Where the Goblins Came From

· ai · Source ↗

TLDR

  • OpenAI’s “Nerdy” personality reward signal accidentally amplified goblin and gremlin metaphors, which spread via RL generalization and SFT feedback loops across GPT-5 model generations.

Key Takeaways

  • The Nerdy personality reward scored creature-word outputs higher in 76.2% of audited datasets, driving the tic even outside the Nerdy prompt.
  • Nerdy was only 2.5% of ChatGPT traffic but accounted for 66.7% of all goblin mentions, confirming it as the root cause.
  • RL generalization spread the tic beyond the Nerdy condition; SFT data reuse then reinforced it across subsequent training runs.
  • Goblin use rose 175% and gremlin 52% after GPT-5.1 launch; the full creature family included raccoons, trolls, ogres, and pigeons.
  • Fix: retired the Nerdy personality in March, removed the creature-affine reward signal, and filtered creature-words from training data.

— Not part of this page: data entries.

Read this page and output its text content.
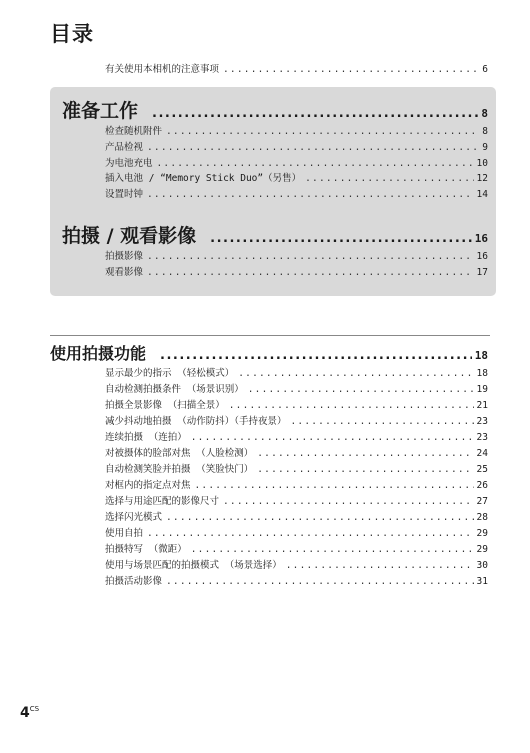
目录
有关使用本相机的注意事项 .....	6
准备工作 .....	8
检查随机附件 .....	8
产品检视 .....	9
为电池充电 .....	10
插入电池 / “Memory Stick Duo”（另售） .....	12
设置时钟 .....	14
拍摄 / 观看影像 .....	16
拍摄影像 .....	16
观看影像 .....	17
使用拍摄功能 .....	18
显示最少的指示 （轻松模式） .....	18
自动检测拍摄条件 （场景识别） .....	19
拍摄全景影像 （扫描全景） .....	21
减少抖动地拍摄 （动作防抖）（手持夜景） .....	23
连续拍摄 （连拍） .....	23
对被摄体的脸部对焦 （人脸检测） .....	24
自动检测笑脸并拍摄 （笑脸快门） .....	25
对框内的指定点对焦 .....	26
选择与用途匹配的影像尺寸 .....	27
选择闪光模式 .....	28
使用自拍 .....	29
拍摄特写 （微距） .....	29
使用与场景匹配的拍摄模式 （场景选择） .....	30
拍摄活动影像 .....	31
$4^{CS}$
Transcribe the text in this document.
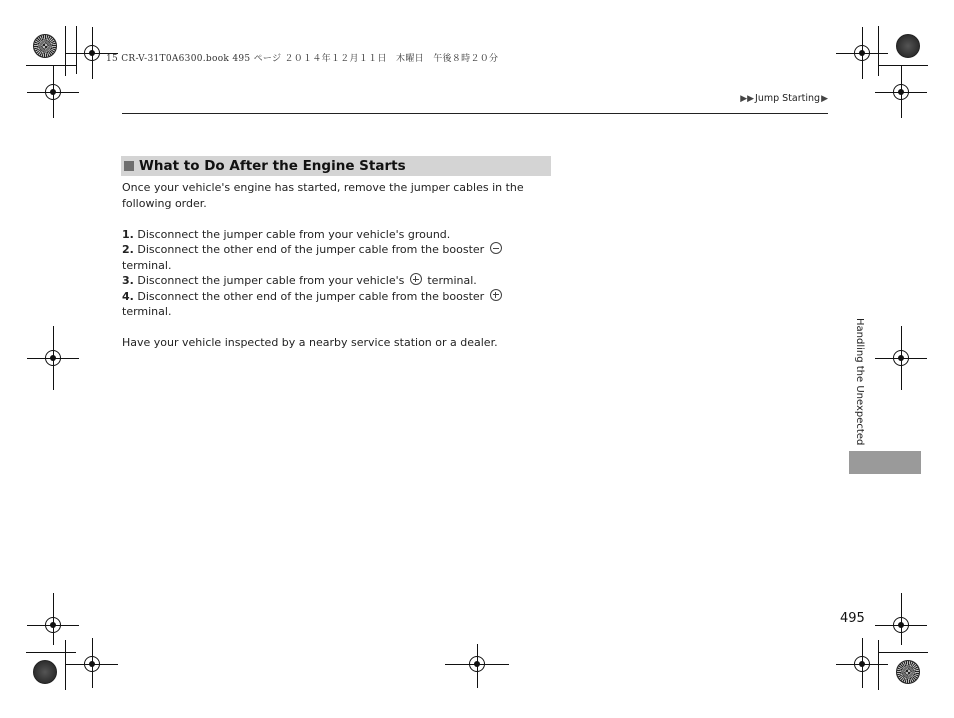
15 CR-V-31T0A6300.book 495 ページ ２０１４年１２月１１日　木曜日　午後８時２０分
▶▶ Jump Starting ▶
What to Do After the Engine Starts

Once your vehicle's engine has started, remove the jumper cables in the following order.

1. Disconnect the jumper cable from your vehicle's ground.
2. Disconnect the other end of the jumper cable from the booster  terminal.
3. Disconnect the jumper cable from your vehicle's terminal.
4. Disconnect the other end of the jumper cable from the booster  terminal.

Have your vehicle inspected by a nearby service station or a dealer.	Handling the Unexpected
495
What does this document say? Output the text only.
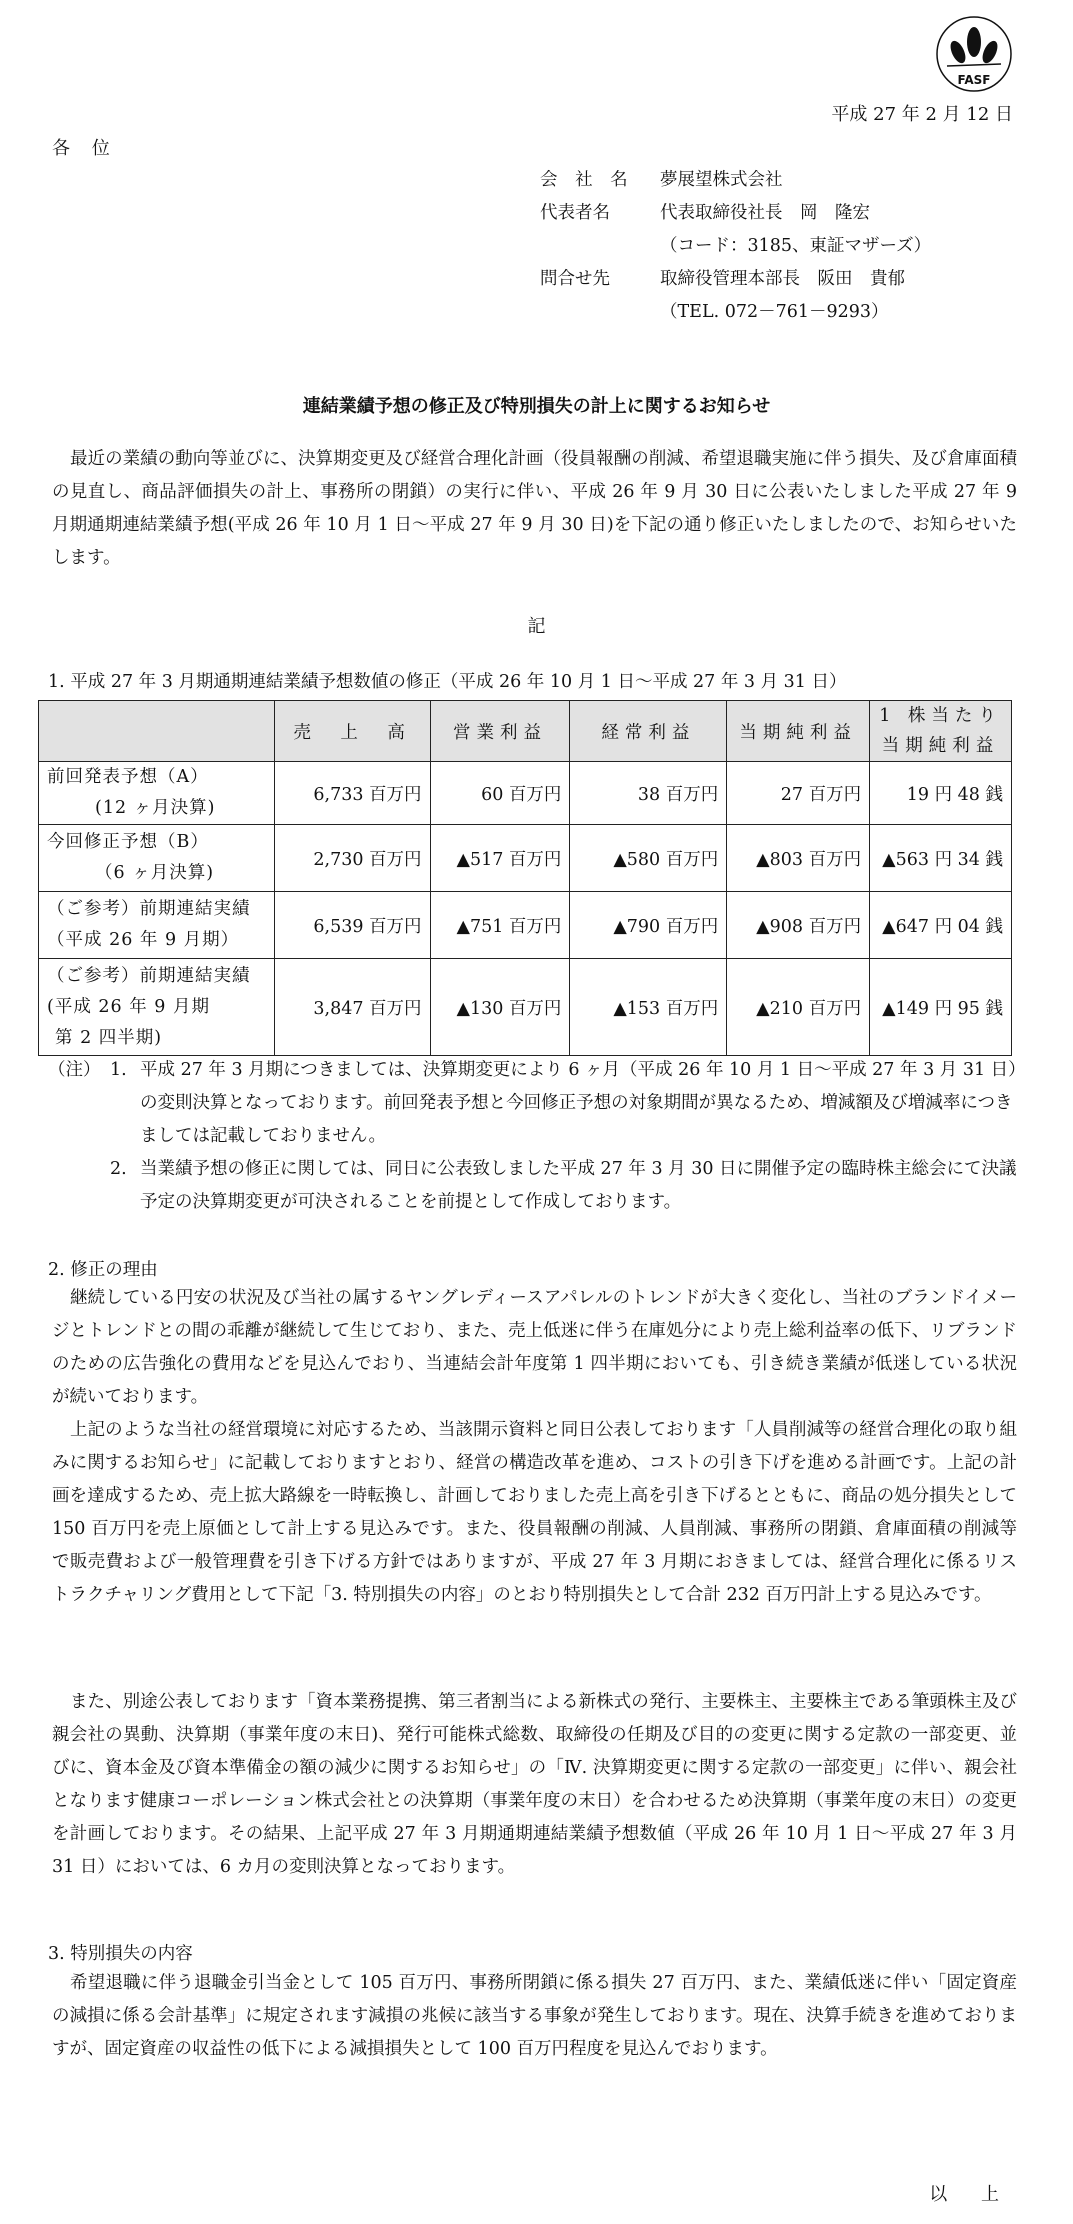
FASF
平成 27 年 2 月 12 日
各 位
会 社 名	夢展望株式会社
代表者名	代表取締役社長　岡　隆宏
（コード：3185、東証マザーズ）
問合せ先	取締役管理本部長　阪田　貴郁
（TEL. 072－761－9293）
連結業績予想の修正及び特別損失の計上に関するお知らせ
最近の業績の動向等並びに、決算期変更及び経営合理化計画（役員報酬の削減、希望退職実施に伴う損失、及び倉庫面積の見直し、商品評価損失の計上、事務所の閉鎖）の実行に伴い、平成 26 年 9 月 30 日に公表いたしました平成 27 年 9 月期通期連結業績予想(平成 26 年 10 月 1 日～平成 27 年 9 月 30 日)を下記の通り修正いたしましたので、お知らせいたします。
記
1. 平成 27 年 3 月期通期連結業績予想数値の修正（平成 26 年 10 月 1 日～平成 27 年 3 月 31 日）
	売　上　高	営業利益	経常利益	当期純利益	1 株当たり
当期純利益

前回発表予想（A）
(12 ヶ月決算)	6,733 百万円	60 百万円	38 百万円	27 百万円	19 円 48 銭
今回修正予想（B）
（6 ヶ月決算)	2,730 百万円	▲517 百万円	▲580 百万円	▲803 百万円	▲563 円 34 銭
（ご参考）前期連結実績
（平成 26 年 9 月期）	6,539 百万円	▲751 百万円	▲790 百万円	▲908 百万円	▲647 円 04 銭
（ご参考）前期連結実績
(平成 26 年 9 月期
第 2 四半期)	3,847 百万円	▲130 百万円	▲153 百万円	▲210 百万円	▲149 円 95 銭
（注） 1. 平成 27 年 3 月期につきましては、決算期変更により 6 ヶ月（平成 26 年 10 月 1 日～平成 27 年 3 月 31 日）の変則決算となっております。前回発表予想と今回修正予想の対象期間が異なるため、増減額及び増減率につきましては記載しておりません。
2. 当業績予想の修正に関しては、同日に公表致しました平成 27 年 3 月 30 日に開催予定の臨時株主総会にて決議予定の決算期変更が可決されることを前提として作成しております。
2. 修正の理由
継続している円安の状況及び当社の属するヤングレディースアパレルのトレンドが大きく変化し、当社のブランドイメージとトレンドとの間の乖離が継続して生じており、また、売上低迷に伴う在庫処分により売上総利益率の低下、リブランドのための広告強化の費用などを見込んでおり、当連結会計年度第 1 四半期においても、引き続き業績が低迷している状況が続いております。
上記のような当社の経営環境に対応するため、当該開示資料と同日公表しております「人員削減等の経営合理化の取り組みに関するお知らせ」に記載しておりますとおり、経営の構造改革を進め、コストの引き下げを進める計画です。上記の計画を達成するため、売上拡大路線を一時転換し、計画しておりました売上高を引き下げるとともに、商品の処分損失として 150 百万円を売上原価として計上する見込みです。また、役員報酬の削減、人員削減、事務所の閉鎖、倉庫面積の削減等で販売費および一般管理費を引き下げる方針ではありますが、平成 27 年 3 月期におきましては、経営合理化に係るリストラクチャリング費用として下記「3. 特別損失の内容」のとおり特別損失として合計 232 百万円計上する見込みです。
また、別途公表しております「資本業務提携、第三者割当による新株式の発行、主要株主、主要株主である筆頭株主及び親会社の異動、決算期（事業年度の末日)、発行可能株式総数、取締役の任期及び目的の変更に関する定款の一部変更、並びに、資本金及び資本準備金の額の減少に関するお知らせ」の「Ⅳ. 決算期変更に関する定款の一部変更」に伴い、親会社となります健康コーポレーション株式会社との決算期（事業年度の末日）を合わせるため決算期（事業年度の末日）の変更を計画しております。その結果、上記平成 27 年 3 月期通期連結業績予想数値（平成 26 年 10 月 1 日～平成 27 年 3 月 31 日）においては、6 カ月の変則決算となっております。
3. 特別損失の内容
希望退職に伴う退職金引当金として 105 百万円、事務所閉鎖に係る損失 27 百万円、また、業績低迷に伴い「固定資産の減損に係る会計基準」に規定されます減損の兆候に該当する事象が発生しております。現在、決算手続きを進めておりますが、固定資産の収益性の低下による減損損失として 100 百万円程度を見込んでおります。
以 上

Hacker News Comment Review

  • Two days before this post, users had already found the Codex 5.5 system prompt explicitly banning goblins, gremlins, raccoons, trolls, ogres, and pigeons – OpenAI had patched covertly first, explained publicly second.
  • Commenters flagged the RL generalization mechanism as a broader alignment signal: rewarded behaviors don’t stay scoped to the condition that produced them, and the feedback loop compounds through SFT recycling.
  • Some noted that creature anthropomorphism may genuinely make problems feel more approachable, which would explain why the reward signal latched onto it in the first place – the tic was not pure noise.

Notable Comments

  • @ollin: surfaced the exact Codex 5.5 system prompt line banning the creature list, providing forensic evidence of the covert patch before this post went live.
  • @canpan: drew a parallel from hands-on experience training on the tiny stories dataset – imbalanced training data reliably locks in repeated names and phrases, same mechanism at a smaller scale.